A tenant who left a carcass to rot inside a Yellowknife rental unit must pay more than $3,000 to cover the cost of cleaning up and repairing other damage.
The Yellowknife Housing Authority, which administers some of the city’s public housing, took the individual to a hearing before NWT rental officer Adelle Guigon last month.
Neither the individual nor the building are named in the written summary of Guigon’s decision that the tenant must pay nearly $3,400, of which $1,625 is covered by a security deposit. (Full names of parties involved are rarely given in NWT rental office rulings.)
The individual had stopped living at the premises some time before mid-November last year, according to the rental office. By the time the housing authority realized the premises had been abandoned and conducted an inspection, in December, electricity to the unit had been cut off.
“The respondent had left an unwrapped animal carcass in the fridge’s freezer. When the electricity services were discontinued the carcass thawed and went bad, and the odours and juices seeped into and out of the fridge,” Guigon wrote.
The rental officer decided cleaning costs of $425 were owed, alongside more than $1,000 to dispose of and replace the fridge after “efforts to remove the odour of rotting meat … were unsuccessful.”
A further $1,100 must be paid to cover the removal of other items and garbage, Guigon decided, with several hundred dollars also allocated for other minor repairs.
After the security deposit is taken into account, the tenant must now pay the remaining $1,756.45.
Hay River tenant avoids eviction
In a separate January decision, rental officer Janice Laycock ruled a tenant in Hay River could not yet be evicted despite police reportedly being summoned to the property more than 30 times in an 18-month span.
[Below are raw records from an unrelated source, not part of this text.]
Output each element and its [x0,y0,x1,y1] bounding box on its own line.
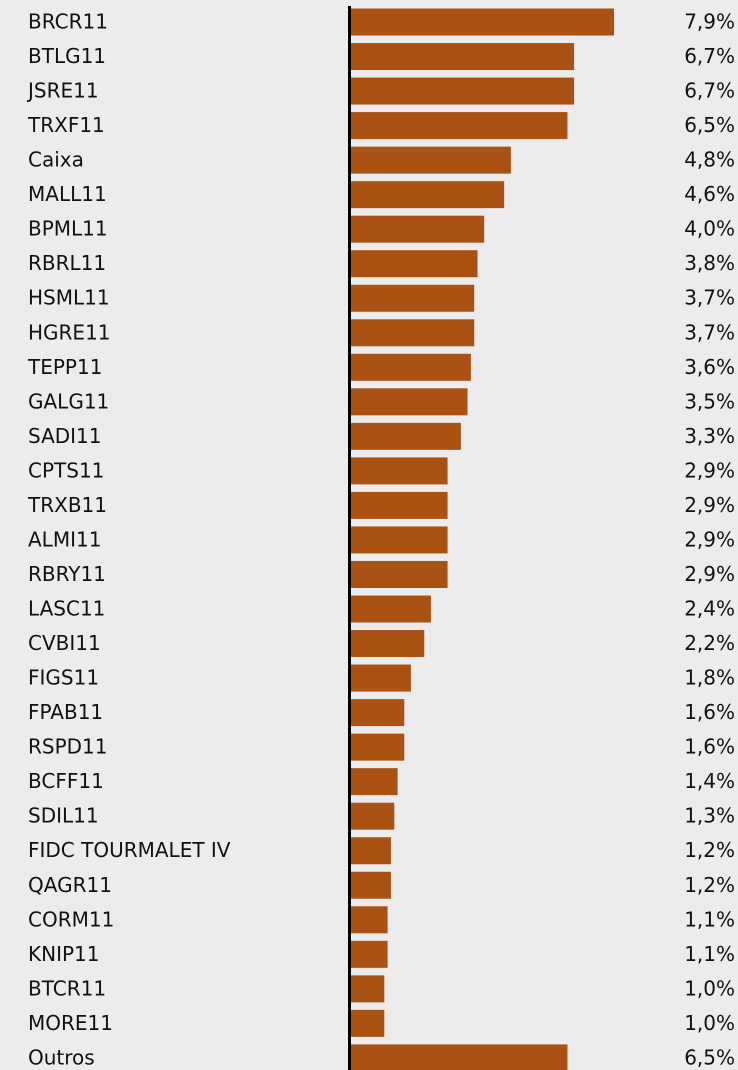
value-label: 3,5% [684,389,735,413]
bar [351,733,405,761]
value-label: 6,5% [684,113,735,137]
bar [351,491,448,519]
value-label: 2,2% [684,631,735,655]
value-label: 3,7% [684,286,735,310]
value-label: 6,7% [684,79,735,103]
category-label: BTCR11 [28,976,106,1000]
value-label: 1,0% [684,1011,735,1035]
value-label: 1,2% [684,873,735,897]
bar [351,975,385,1003]
bar [351,768,398,796]
bar [351,250,478,278]
bar [351,8,615,36]
bar [351,43,575,71]
value-label: 1,4% [684,769,735,793]
value-label: 1,1% [684,942,735,966]
category-label: SADI11 [28,424,102,448]
bar [351,457,448,485]
bars [351,8,615,1070]
category-label: CPTS11 [28,458,104,482]
bar [351,871,391,899]
category-label: SDIL11 [28,804,99,828]
value-label: 2,9% [684,493,735,517]
category-label: BTLG11 [28,44,106,68]
category-label: CVBI11 [28,631,101,655]
category-label: TRXF11 [27,113,105,137]
value-label: 6,5% [684,1045,735,1069]
bar [351,940,388,968]
category-label: RBRL11 [28,251,106,275]
value-label: 6,7% [684,44,735,68]
category-label: MALL11 [28,182,107,206]
category-label: RSPD11 [28,735,108,759]
bar [351,595,431,623]
category-label: BPML11 [28,217,108,241]
bar [351,560,448,588]
bar [351,284,475,312]
bar [351,181,505,209]
value-label: 4,8% [684,148,735,172]
category-label: BCFF11 [28,769,104,793]
bar [351,112,568,140]
value-label: 2,9% [684,527,735,551]
bar [351,906,388,934]
bar [351,1044,568,1070]
bar [351,699,405,727]
category-label: TRXB11 [27,493,107,517]
value-label: 1,6% [684,700,735,724]
bar [351,422,461,450]
bar [351,77,575,105]
category-label: QAGR11 [28,873,112,897]
category-label: Caixa [28,148,84,172]
bar [351,319,475,347]
value-label: 2,4% [684,597,735,621]
value-label: 1,6% [684,735,735,759]
bar [351,630,425,658]
category-label: LASC11 [28,597,105,621]
value-label: 4,6% [684,182,735,206]
category-label: MORE11 [28,1011,113,1035]
bar [351,664,411,692]
bar [351,1009,385,1037]
value-label: 1,0% [684,976,735,1000]
category-label: FIDC TOURMALET IV [28,838,231,862]
value-label: 3,8% [684,251,735,275]
value-label: 3,6% [684,355,735,379]
value-label: 2,9% [684,458,735,482]
bar [351,146,511,174]
bar [351,802,395,830]
category-label: HSML11 [28,286,110,310]
category-label: TEPP11 [27,355,102,379]
value-label: 1,3% [684,804,735,828]
category-label: CORM11 [28,907,114,931]
value-label: 3,3% [684,424,735,448]
category-label: GALG11 [28,389,109,413]
category-label: KNIP11 [28,942,99,966]
value-label: 4,0% [684,217,735,241]
bar [351,837,391,865]
value-label: 7,9% [684,10,735,34]
category-label: JSRE11 [26,79,99,103]
value-label: 3,7% [684,320,735,344]
category-label: FPAB11 [28,700,103,724]
category-label: ALMI11 [28,527,101,551]
bar [351,215,485,243]
value-label: 1,1% [684,907,735,931]
bar [351,353,471,381]
bar [351,388,468,416]
value-label: 1,2% [684,838,735,862]
value-label: 2,9% [684,562,735,586]
value-label: 1,8% [684,666,735,690]
bar [351,526,448,554]
category-label: Outros [28,1045,95,1069]
category-label: BRCR11 [28,10,108,34]
category-label: HGRE11 [28,320,111,344]
category-label: FIGS11 [28,666,99,690]
category-label: RBRY11 [28,562,106,586]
The Hay River Housing Authority told the rental office the tenant in question, who again was not identified, “had repeatedly disturbed other tenants.”
The authority said RCMP “reported that they had been called to the respondent’s residence 37 times between the beginning of the respondent’s tenancy in March 2020 and November 1, 2021.”
Also presented as evidence were complaints from other tenants about all-night parties, claims that a guest in the unit had been selling drugs, and an October complaint from police that the tenant was “harbouring a person with an outstanding warrant” and would not let RCMP enter the unit.
Laycock said some of the complaints presented were not sufficiently detailed for a ruling to be made.
“The respondent testified when they are drinking they have caused disturbances, but they are trying to stop drinking and plan to seek help,” Laycock wrote.
“Based on the evidence and testimony I am convinced the respondent is responsible for disturbing other tenants or the landlord. However, I do not feel that termination and eviction are justified at this time.
“The respondent has not caused a disturbance in at least three months and seems to be prepared to comply with their obligation to not disturb other tenants’ quiet enjoyment of the rental premises or residential complex.”
The tenant was instead ordered to pay around $350 in rental arrears and $300 to cover the cost of damage repair work.